Waste brine should be considered as a potential source of valuable materials with the dual-purpose of simultaneous water recovery and salt production, thereby contributing to the Circular Economy implementation. However, such valorization has to be both technically and economically viable. For example, at very low salinity, revenues from the recovered materials could not compensate the costs of transporting seawater through the recovery plant. Furthermore, the addition of chemicals make the disposal of the final volume problematic from an environmental point of view (Davis, 2006).

Ions concentration in the permeate (Cp) and in the concentrate streams (Cc) can be determined using Eqs. (1) and (2), respectively (Jeppersen et al., 2009):

$$C_{{\text{p}}} = \frac{{C_{0} }}{{R\left[ {1 - \left( {1 - R} \right)^{1 - k} } \right]}}$$
$$C_{{\text{c}}} = C_{0 } \left( {1 - R} \right)^{k}$$

where k is the membrane rejection factor (0–1) and R is the recovery rate. The concentration of metals and salts in the permeate and concentrate streams can be thus determined in order to evaluate their potential value (Jeppersen et al., 2009). In the review of Panagopoulos et al. (2019), typical concentration values of dissolved ions in reject brines are reported. According to the Authors, Mg, Na, Ca and K concentration values in brines coming from RO desalination plants are in the range 1860–2880 mg L−1, 15,300–25,240 mg L−1, 520–960 mg L−1 and 740–890 mg L−1, respectively. However, the available literature mainly focuses on technical problems and challenges related to mineral extraction and very little information is available on the economic feasibility. Shahmansouri et al. (2015) addressed this problem by analyzing the extraction methods, gathering economic information concerning potentially commercial salts and metals in seawater and desalination concentrate and performing a preliminary cost assessment analysis. The Authors found out that the economic feasibility is dependent on factors such as proximity to a buyer, extraction efficiency, product purity, safety and costs related to material handling, storage and transport. Recently, Zhang et al. (2021) reviewed the different techniques for the recovery of minerals, water and energy from desalination brines, providing an economic comparison of operating desalination plants.
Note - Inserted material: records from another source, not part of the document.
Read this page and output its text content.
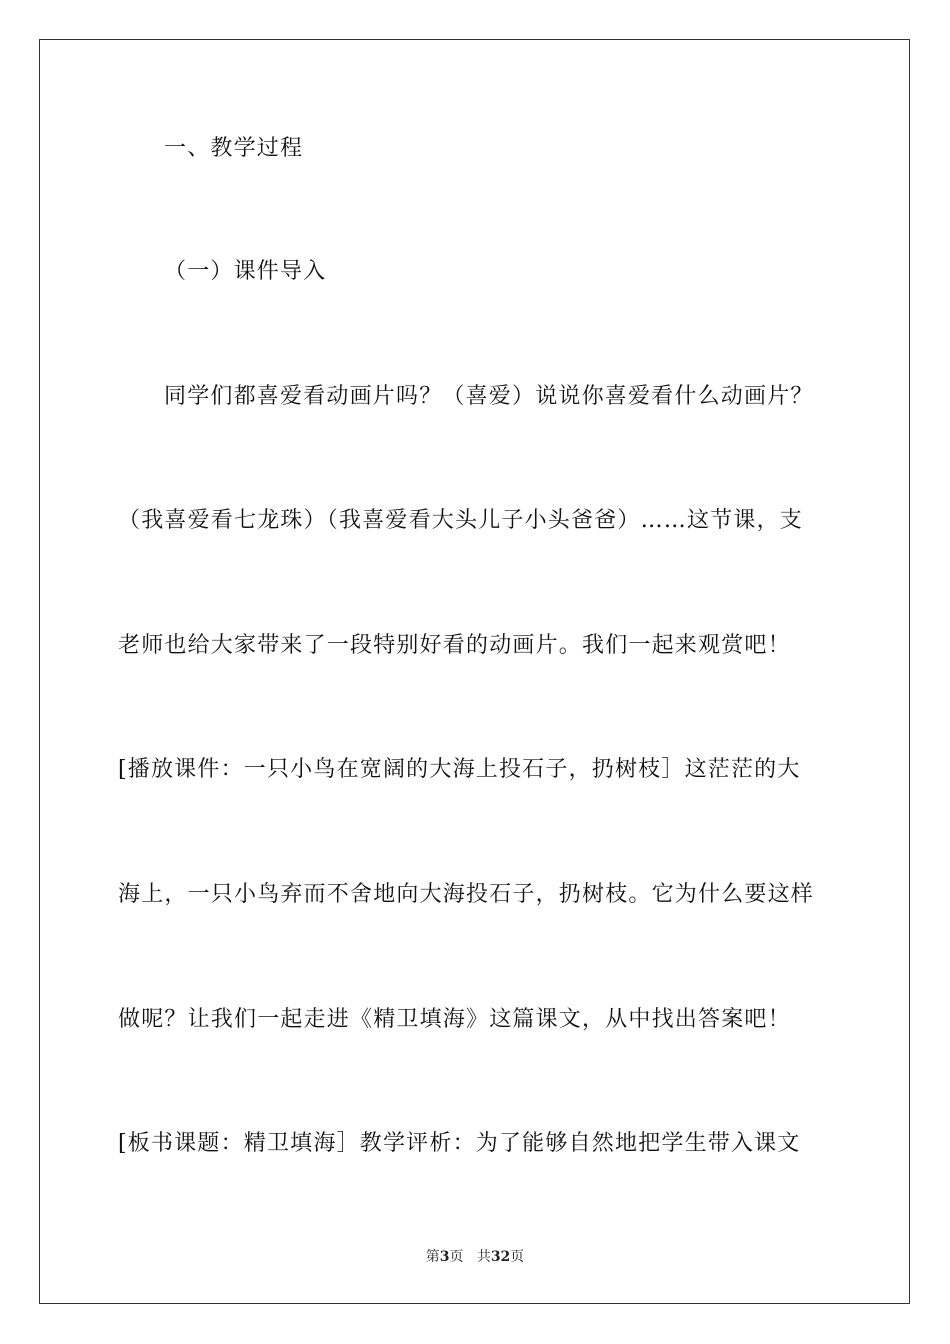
一、教学过程
（一）课件导入
同学们都喜爱看动画片吗？（喜爱）说说你喜爱看什么动画片？
（我喜爱看七龙珠）（我喜爱看大头儿子小头爸爸）……这节课，支
老师也给大家带来了一段特别好看的动画片。我们一起来观赏吧！
[播放课件：一只小鸟在宽阔的大海上投石子，扔树枝］这茫茫的大
海上，一只小鸟弃而不舍地向大海投石子，扔树枝。它为什么要这样
做呢？让我们一起走进《精卫填海》这篇课文，从中找出答案吧！
[板书课题：精卫填海］教学评析：为了能够自然地把学生带入课文
第3页 共32页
It should be mentioned that the exploitation of the potential energy of brine, using technologies which take advantage of the osmotic gradient between brine and a low-saline solution in order to produce energy, should be considered as well (Akram et al., 2013; Tedesco et al., 2013). This approach helps diluting the brine that is released into the sea, minimizing its negative impact on the marine environment. CCU can be considered as another interesting technique in combination with brine treatment processes for the production of CaCO3 (Yoo et al., 2020).

From the available literature, it is possible to find only two examples of direct extraction from the sea of low concentration ion: lithium (Schwochau, 1984) and uranium (Seko et al., 2017). However, the processes have only be tested on a laboratory scale and there is no further development of commercial processes.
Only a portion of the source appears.